2. One scholar has written that "American Negro history is basically a history of the conflict between integrationist and nationalist forces in politics, economics, and culture." Identify the following leaders, and place them on the continuum of integration and nationalism: Paul Cuffee, Frederick Douglass, Martin R. Delany, Henry McNeal Turner, Booker T. Washington, W.E.B. DuBois, Marcus Garvey, and Walter White.

3. Describe the methods by which blacks were disfranchised, and discuss the reasons why different groups of whites (poor white Populists and more well-to-do Bourbon Democrats, for example) pushed for disfranchisement.

4. Describe the difference between de facto and de jure segregation, and explain why the latter became more widespread around the turn of the twentieth century.

5. What were the main points in Booker T. Washington's Atlanta Exposition address? Also, put Washington in context. To what extent was his strategy for the advancement of African Americans tailored to the requirements of his time? To what extent was it designed to further his own career? To what extent was it influenced by his own personal history? Then ask the same questions with respect to W.E.B. DuBois.

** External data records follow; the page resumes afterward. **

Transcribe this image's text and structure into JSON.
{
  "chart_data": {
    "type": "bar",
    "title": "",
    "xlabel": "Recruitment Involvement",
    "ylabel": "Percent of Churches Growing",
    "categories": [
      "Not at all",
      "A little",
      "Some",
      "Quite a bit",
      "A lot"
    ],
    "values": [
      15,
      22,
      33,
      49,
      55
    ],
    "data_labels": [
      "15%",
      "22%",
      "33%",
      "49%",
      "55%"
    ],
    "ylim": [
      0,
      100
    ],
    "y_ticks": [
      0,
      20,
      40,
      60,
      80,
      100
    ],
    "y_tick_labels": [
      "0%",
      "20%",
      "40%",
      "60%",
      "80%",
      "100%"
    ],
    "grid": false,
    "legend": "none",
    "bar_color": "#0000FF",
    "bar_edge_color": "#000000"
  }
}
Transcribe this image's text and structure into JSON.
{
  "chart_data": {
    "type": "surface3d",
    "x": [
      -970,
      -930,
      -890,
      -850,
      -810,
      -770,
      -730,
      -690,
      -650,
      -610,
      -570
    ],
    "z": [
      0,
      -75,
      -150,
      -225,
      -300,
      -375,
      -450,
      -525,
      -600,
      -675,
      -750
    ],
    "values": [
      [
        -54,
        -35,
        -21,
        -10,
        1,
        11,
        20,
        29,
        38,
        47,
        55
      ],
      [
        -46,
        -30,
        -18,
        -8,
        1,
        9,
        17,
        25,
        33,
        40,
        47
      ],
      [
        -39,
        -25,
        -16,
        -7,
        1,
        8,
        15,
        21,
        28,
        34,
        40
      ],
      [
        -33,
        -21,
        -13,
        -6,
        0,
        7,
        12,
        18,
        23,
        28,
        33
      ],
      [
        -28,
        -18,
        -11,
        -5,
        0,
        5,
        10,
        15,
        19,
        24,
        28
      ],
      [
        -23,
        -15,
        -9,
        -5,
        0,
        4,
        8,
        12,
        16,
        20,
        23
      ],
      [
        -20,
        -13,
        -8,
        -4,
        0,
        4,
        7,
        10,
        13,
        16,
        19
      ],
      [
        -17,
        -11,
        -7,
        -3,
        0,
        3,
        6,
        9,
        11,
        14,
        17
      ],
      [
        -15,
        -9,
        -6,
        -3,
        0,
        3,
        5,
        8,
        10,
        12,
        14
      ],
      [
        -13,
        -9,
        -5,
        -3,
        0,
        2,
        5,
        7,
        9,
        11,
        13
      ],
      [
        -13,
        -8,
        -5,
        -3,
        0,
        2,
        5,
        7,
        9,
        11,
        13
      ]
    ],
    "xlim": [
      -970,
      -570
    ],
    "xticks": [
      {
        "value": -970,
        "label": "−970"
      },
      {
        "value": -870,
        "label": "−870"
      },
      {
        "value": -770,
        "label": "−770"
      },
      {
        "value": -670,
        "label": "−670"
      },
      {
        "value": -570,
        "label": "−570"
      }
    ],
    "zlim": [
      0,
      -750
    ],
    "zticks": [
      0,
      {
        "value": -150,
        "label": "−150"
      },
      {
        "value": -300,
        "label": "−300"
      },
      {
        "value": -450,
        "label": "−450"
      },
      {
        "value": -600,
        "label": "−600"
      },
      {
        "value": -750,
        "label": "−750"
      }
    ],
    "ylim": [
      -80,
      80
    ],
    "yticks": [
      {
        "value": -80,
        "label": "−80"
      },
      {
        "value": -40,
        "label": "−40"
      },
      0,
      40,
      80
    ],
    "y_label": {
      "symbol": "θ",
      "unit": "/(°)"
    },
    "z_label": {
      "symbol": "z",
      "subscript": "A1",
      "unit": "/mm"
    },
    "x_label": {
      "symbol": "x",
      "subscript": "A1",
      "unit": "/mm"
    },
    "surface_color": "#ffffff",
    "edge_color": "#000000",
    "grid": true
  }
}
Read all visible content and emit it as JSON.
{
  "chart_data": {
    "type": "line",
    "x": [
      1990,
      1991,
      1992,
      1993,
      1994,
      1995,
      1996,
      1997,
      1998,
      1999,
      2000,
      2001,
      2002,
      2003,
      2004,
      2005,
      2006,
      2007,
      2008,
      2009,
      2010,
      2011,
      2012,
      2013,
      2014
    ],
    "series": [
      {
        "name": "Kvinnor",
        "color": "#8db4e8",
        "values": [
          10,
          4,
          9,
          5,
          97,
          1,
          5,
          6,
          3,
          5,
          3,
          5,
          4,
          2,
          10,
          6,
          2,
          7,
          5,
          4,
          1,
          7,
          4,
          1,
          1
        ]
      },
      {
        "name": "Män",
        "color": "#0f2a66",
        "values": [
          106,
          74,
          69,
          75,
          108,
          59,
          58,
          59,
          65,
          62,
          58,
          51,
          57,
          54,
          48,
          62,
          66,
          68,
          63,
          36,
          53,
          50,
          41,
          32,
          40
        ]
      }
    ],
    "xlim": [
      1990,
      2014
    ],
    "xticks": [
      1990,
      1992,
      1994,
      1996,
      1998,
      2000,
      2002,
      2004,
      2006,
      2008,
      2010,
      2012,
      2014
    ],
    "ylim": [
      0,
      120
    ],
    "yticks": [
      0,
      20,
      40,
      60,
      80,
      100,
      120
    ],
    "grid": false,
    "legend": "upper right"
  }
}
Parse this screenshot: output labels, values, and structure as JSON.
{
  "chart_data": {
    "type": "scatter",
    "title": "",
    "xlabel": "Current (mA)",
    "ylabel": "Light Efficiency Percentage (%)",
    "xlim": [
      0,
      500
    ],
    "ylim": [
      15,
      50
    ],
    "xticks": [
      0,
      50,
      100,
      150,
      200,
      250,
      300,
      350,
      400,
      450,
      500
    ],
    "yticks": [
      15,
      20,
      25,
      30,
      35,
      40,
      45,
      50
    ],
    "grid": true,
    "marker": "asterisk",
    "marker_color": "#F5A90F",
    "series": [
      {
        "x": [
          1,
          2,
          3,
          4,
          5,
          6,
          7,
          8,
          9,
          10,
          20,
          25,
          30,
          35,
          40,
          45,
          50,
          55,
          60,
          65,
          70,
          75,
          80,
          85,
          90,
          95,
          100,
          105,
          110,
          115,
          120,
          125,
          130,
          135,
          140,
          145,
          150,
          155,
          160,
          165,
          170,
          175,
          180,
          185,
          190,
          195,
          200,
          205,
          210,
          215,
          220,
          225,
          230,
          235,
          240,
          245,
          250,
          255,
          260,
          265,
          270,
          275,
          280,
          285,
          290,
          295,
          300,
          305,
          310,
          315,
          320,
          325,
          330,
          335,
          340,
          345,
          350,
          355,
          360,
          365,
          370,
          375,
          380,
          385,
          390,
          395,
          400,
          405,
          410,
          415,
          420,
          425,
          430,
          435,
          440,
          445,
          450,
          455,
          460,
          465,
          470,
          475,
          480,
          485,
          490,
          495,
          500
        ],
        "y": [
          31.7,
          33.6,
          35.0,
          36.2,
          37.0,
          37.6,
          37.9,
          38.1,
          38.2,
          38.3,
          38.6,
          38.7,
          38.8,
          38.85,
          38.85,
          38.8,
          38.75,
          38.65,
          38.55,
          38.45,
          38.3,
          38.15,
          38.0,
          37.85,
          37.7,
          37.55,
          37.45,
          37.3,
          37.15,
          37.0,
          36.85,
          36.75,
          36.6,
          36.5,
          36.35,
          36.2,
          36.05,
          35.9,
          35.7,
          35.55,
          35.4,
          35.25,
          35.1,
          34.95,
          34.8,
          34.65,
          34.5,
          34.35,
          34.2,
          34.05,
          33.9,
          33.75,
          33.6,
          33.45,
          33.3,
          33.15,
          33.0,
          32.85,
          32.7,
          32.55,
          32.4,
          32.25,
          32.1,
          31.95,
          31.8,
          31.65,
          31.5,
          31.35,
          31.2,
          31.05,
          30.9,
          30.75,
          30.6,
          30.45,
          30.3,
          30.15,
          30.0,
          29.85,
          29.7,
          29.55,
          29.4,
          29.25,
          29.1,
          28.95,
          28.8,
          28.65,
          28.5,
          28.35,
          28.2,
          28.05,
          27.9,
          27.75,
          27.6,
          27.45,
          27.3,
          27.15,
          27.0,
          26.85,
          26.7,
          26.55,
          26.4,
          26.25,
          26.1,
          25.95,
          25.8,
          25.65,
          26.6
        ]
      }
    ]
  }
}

6. What were the major points of difference between Booker T. Washington and W.E.B. DuBois?

7. What were the "push" factors that disposed blacks to leave the rural South and to participate in the Great Migration to the "Promised Land"? What were the "pull" factors that also contributed to the Migration? How did the Migration set the stage for the race riots of 1919, the development of black civil rights organizations, the development of black politics and the growth of class divisions within the black community?

8. What about Marcus Garvey? How did his approach to race relations differ from that of Booker T. Washington and W.E.B. DuBois? What factors combined to provide a receptive background for Garvey in the United States? What considerations ultimately undermined Garvey's movement and led to Garvey's deportation?

9. Discuss the Jamaican and American context that may have given rise to Garvey's distrust of light-skinned Negroes.

10. What was the significance of the Harlem literary renaissance and of the black college rebellions of the 1920s?

11. Who was A. Philip Randolph, and why did he propose to lead a "march on Washington" in 1941? How did Franklin D. Roosevelt respond to the proposed march?

12. According to Bessie and Sadie Delany, what were the two principal reasons for the Jim Crow segregation laws?

13. How did Bessie come to have a "daughter" named Bessie?

14. Who were the "rebby boys"?

15. What light does Having Our Say shed on the matter of color consciousness among black Americans?

16. Discuss the following statements from Having Our Say: a) "All of the values that made us strong came from the church. it was religious faith that formed the backbone of the Delany family."; b) "I am the kind of Negro that most white people don't know about -- colored folks who have never done nothin' except contribute to America."